Le Réseau des associations pour le développement communautaire (RADEC) a lancé, depuis quelques jours, un projet d’assistance destiné à au moins 800 victimes de violences sexuelles, dans le territoire de Salamabila, au Maniema.
Intitulé « Assistance multisectorielle d’urgence en protection aux survivants des violences sexuelles », ce projet est mis en œuvre dans quatre structures de santé : Kimbaseke 1, Camp Central, Wamaza et l'Hôpital général de Salamabila.
Selon la cheffe de ce projet de six mois, Alice Etchumbe, l’intervention vise à offrir une prise en charge médicale et psychologique aux survivants. À cela s’ajoute la sensibilisation des communautés contre les violences sexuelles et celles basées sur le genre.
« Nous venons avec ce projet parce qu’au niveau de Kabambare, il y a de nombreux cas de violences sexuelles identifiés, et il n’existe pas de prise en charge médicale pour les survivants.
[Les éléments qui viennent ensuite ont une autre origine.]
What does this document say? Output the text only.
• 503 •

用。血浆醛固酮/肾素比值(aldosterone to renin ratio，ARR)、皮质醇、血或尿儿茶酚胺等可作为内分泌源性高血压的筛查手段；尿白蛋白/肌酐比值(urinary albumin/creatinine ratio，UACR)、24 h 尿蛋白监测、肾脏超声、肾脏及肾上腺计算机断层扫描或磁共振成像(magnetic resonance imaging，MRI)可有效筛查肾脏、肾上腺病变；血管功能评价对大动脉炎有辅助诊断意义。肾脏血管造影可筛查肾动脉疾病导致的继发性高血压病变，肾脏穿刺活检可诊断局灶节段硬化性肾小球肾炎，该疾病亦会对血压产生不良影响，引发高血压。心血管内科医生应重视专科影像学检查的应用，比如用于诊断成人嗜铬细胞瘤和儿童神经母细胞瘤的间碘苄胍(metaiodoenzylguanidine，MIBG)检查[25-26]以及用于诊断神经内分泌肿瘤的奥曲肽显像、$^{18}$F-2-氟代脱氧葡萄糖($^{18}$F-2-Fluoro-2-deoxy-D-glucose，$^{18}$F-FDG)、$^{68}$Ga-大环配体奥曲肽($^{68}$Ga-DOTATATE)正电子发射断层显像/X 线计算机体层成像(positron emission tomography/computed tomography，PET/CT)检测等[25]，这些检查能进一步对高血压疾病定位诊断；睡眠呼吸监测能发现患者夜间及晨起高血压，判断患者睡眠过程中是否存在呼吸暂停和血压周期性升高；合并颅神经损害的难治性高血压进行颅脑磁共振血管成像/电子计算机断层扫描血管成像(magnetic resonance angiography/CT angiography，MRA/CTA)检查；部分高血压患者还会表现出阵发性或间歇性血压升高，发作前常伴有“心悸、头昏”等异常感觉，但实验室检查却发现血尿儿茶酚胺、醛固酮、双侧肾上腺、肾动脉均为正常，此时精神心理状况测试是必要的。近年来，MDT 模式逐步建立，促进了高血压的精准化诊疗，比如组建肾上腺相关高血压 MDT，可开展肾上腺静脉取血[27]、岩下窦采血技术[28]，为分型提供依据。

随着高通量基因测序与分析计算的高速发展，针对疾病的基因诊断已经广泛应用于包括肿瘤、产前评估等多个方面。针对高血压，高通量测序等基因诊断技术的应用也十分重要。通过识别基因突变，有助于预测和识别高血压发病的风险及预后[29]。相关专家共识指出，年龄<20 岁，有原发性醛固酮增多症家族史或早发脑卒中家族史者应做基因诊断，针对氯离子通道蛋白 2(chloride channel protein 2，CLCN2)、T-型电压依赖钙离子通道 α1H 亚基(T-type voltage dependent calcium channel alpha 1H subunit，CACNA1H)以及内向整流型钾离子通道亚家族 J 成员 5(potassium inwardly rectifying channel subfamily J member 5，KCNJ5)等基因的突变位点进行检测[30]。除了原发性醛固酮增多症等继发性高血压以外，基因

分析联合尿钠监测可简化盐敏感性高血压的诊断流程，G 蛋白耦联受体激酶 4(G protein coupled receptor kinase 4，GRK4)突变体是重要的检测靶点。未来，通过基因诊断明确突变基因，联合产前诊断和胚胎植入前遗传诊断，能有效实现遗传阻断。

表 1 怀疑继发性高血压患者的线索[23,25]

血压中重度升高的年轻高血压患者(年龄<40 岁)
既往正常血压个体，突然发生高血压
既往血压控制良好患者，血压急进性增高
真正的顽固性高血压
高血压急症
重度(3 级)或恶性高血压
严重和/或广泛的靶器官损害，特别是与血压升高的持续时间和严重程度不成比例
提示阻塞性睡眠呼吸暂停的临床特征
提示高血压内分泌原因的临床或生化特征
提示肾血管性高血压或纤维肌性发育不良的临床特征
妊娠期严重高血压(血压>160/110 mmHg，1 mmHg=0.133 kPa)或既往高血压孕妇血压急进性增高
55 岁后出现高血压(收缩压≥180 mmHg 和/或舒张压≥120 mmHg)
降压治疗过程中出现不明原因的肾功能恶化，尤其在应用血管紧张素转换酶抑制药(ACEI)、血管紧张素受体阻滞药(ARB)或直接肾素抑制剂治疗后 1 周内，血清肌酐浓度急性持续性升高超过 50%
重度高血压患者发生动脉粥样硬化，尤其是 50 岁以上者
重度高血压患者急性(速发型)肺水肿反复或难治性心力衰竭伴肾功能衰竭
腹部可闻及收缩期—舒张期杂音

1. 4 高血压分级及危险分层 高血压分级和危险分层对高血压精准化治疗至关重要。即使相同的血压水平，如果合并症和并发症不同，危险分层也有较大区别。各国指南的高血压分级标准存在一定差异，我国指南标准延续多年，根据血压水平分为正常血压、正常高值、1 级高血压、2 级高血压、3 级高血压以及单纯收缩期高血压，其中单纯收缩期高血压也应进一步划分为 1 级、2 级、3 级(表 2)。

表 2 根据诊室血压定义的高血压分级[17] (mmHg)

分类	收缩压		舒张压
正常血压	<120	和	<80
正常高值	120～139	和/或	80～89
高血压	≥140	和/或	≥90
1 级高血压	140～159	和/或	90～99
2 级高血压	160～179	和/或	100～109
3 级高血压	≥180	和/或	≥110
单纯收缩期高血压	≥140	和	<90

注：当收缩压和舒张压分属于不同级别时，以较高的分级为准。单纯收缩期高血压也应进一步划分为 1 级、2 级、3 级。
Compte tenu de cela, nous avons jugé bon de venir avec ce projet pour assurer une prise en charge médicale et psychologique », a‑t‑elle expliqué.
Le projet est chaleureusement accueilli par le médecin directeur de l’Hôpital général de Salamabila, Dr Bulabula Amisi.
Il affirme l’avoir accueilli "avec pompe", car il s’agit d’une réponse aux plaidoyers adressés à leur partenaire Médecins Sans Frontières, qui s’est désengagé de la zone depuis octobre dernier.
« Vu la situation sur terrain, nous avons plaidé pour la pérennisation des activités. Nous demandons à RADEC de poursuivre ces plaidoyers afin d’intégrer également la prise en charge juridique et l’accompagnement socio‑économique, pour que l’assistance soit véritablement holistique », a-t-il souligné.
Un appel pressant est ainsi lancé aux survivants de violences sexuelles pour qu’ils se présentent dans ces quatre structures sanitaires afin de bénéficier de cette assistance, appuyée financièrement par la Fondation Arnhold de la Camara.